Dwarf novae are similar to typical novae, but their outbursts are much more frequent and much less intense — increasing the brightness of the CV system by just 6 to 100 times. However, these outbursts occur much more frequently than those seen in non-dwarf novae.

In general, the more frequently a dwarf novae experiences outbursts, the less intense they will be. Some dwarf novae have outbursts as frequently as every two days — while others may experience an outburst similar in magnitude to a novae outburst every thirty years.

Nova-Like Variables

These systems are similar to dwarf novae, but don’t undergo outbursts. As a result, their brightness is very consistent, generally varying only slightly from mean levels. 

Astronomers believe that these systems don’t experience outbursts because the transfer of mass through the accretion disk happens at a mostly stable rate. This rate of transfer is, however, high compared to other CV systems — meaning that the resulting accretion disk is very bright.

SW Sextantis stars

The variables with the highest rate of accretion disk transfer, SW Sextantis stars display many unusual properties. For example, these stars are edge-on systems. Due to their orientation in space, we see them from the side. 

In a normal edge-on CV system, you see double-peaked emission lines. This is because the gas in one half of the disk is moving towards you, causing it to be blue-shifted, while another is moving away from you, causing it to be red-shifted. SW Sextantis stars, however, show single-peaked emissions lines.

Magnetic CVs

In some cases, the white dwarf in a cataclysmic variable system has a powerful magnetic field. This field disrupts the ionized matter which would normally form the accretion disk. Because the matter is ionized, it can’t cross gravitational field lines, and is instead forced to spin around them.

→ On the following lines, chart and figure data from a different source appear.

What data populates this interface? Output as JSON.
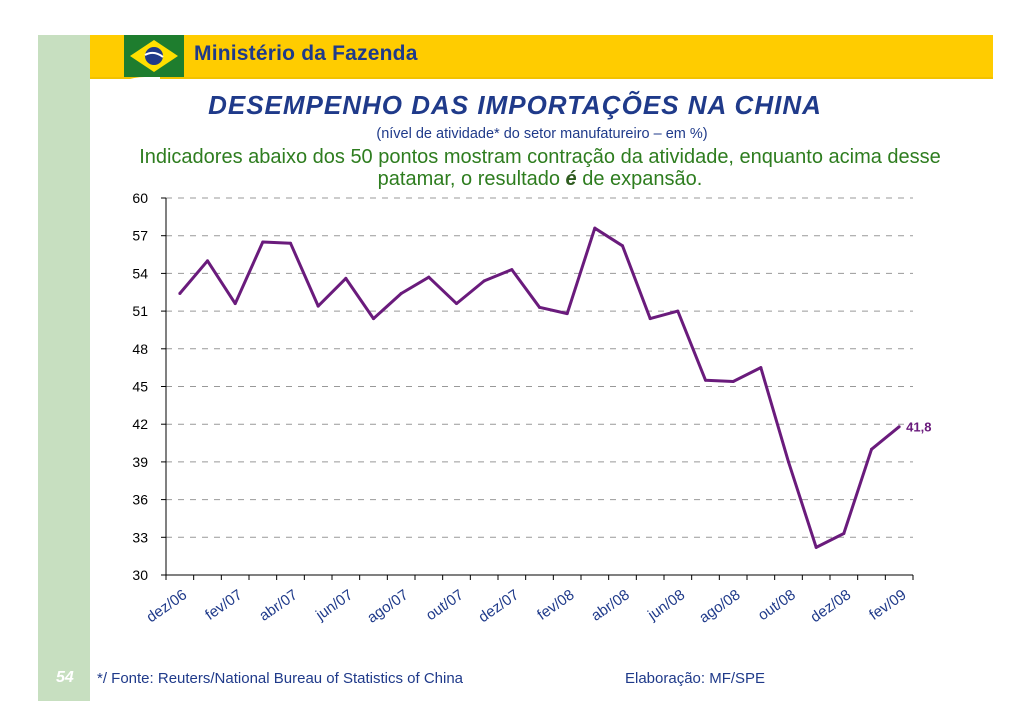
{
  "header": {
    "ministry": "Ministério da Fazenda"
  },
  "slide": {
    "page_number": "54",
    "title": "DESEMPENHO DAS IMPORTAÇÕES NA CHINA",
    "subtitle": "(nível de atividade* do setor manufatureiro – em %)",
    "description_part1": "Indicadores abaixo dos 50 pontos mostram contração da atividade, enquanto acima desse patamar, o resultado ",
    "description_emph": "é",
    "description_part2": " de expansão.",
    "source": "*/ Fonte: Reuters/National Bureau of Statistics of China",
    "credit": "Elaboração: MF/SPE"
  },
  "colors": {
    "line": "#6a1b7c",
    "header": "#ffcc00",
    "sidebar": "#c7dfc0",
    "title": "#1f3a8a"
  },
  "chart_data": {
    "type": "line",
    "title": "DESEMPENHO DAS IMPORTAÇÕES NA CHINA",
    "xlabel": "",
    "ylabel": "",
    "ylim": [
      30,
      60
    ],
    "yticks": [
      60,
      57,
      54,
      51,
      48,
      45,
      42,
      39,
      36,
      33,
      30
    ],
    "grid": true,
    "x_tick_labels": [
      "dez/06",
      "fev/07",
      "abr/07",
      "jun/07",
      "ago/07",
      "out/07",
      "dez/07",
      "fev/08",
      "abr/08",
      "jun/08",
      "ago/08",
      "out/08",
      "dez/08",
      "fev/09"
    ],
    "end_label": "41,8",
    "series": [
      {
        "name": "Importações",
        "values": [
          52.4,
          55.0,
          51.6,
          56.5,
          56.4,
          51.4,
          53.6,
          50.4,
          52.4,
          53.7,
          51.6,
          53.4,
          54.3,
          51.3,
          50.8,
          57.6,
          56.2,
          50.4,
          51.0,
          45.5,
          45.4,
          46.5,
          39.0,
          32.2,
          33.3,
          40.0,
          41.8
        ]
      }
    ]
  }
}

As a result, the gas from the donor star is threaded onto the lines of the white dwarf’s gravitational field. Then, it streams directly towards the dwarf’s magnetic poles. 

The small accretion regions generated at the poles of the white dwarf are not as large or bright as the typical accretion disk, but they can still generate a large portion of the CV system’s overall light. 

These accretion regions also generate significant X-ray emissions. X-ray satellites can detect these emissions — allowing scientists to pinpoint new magnetic CV systems.

Types of Magnetic CVs

In some magnetic CV systems, called polar systems, the white dwarf’s magnetic field is so strong that no accretion disk can form. Polar systems allow scientists to observe interactions between high-density plasmas and extremely strong magnetic fields.

Another distinctive feature of these systems is that the light they produce is both linearly and circularly polarized. This is how they get their name “polar systems” since the light produced is unlike natural light.

Scientists believe that the white dwarfs in intermediate polar systems may have weaker magnetic fields than the white dwarfs in traditional polar CV systems. 

The weaker magnetic fields allow an accretion disk to form, unlike in polar systems. However, the magnetic field of the white dwarf still interrupts the disk, creating a gap between the inner edge of the disk and the white dwarf.

Some scientists believe that intermediate polars may eventually evolve into polars as the donor shrinks and the distance between the two stars becomes smaller. Over time, as the stars get closer, the accretion disk may diminish in size until it disappears.

What We May Learn About Cataclysmic Variables

Cataclysmic variables are a highly diverse group of binary star systems. They’re instantly identifiable by their combination of a red dwarf, white dwarf and (typically) a bright accretion disk. 

All systems involve a donor star and a white dwarf, but the specifics of the system can vary significantly. CVs in which the white dwarf has a strong magnetic field can have extremely unusual properties. 

Scientists are also discovering new CVs all the time. Scientists have already identified several types of CVs have already been identified — including novae, dwarf novae and polar systems. The discovery of additional CVs may prompt scientists to create new CV categories.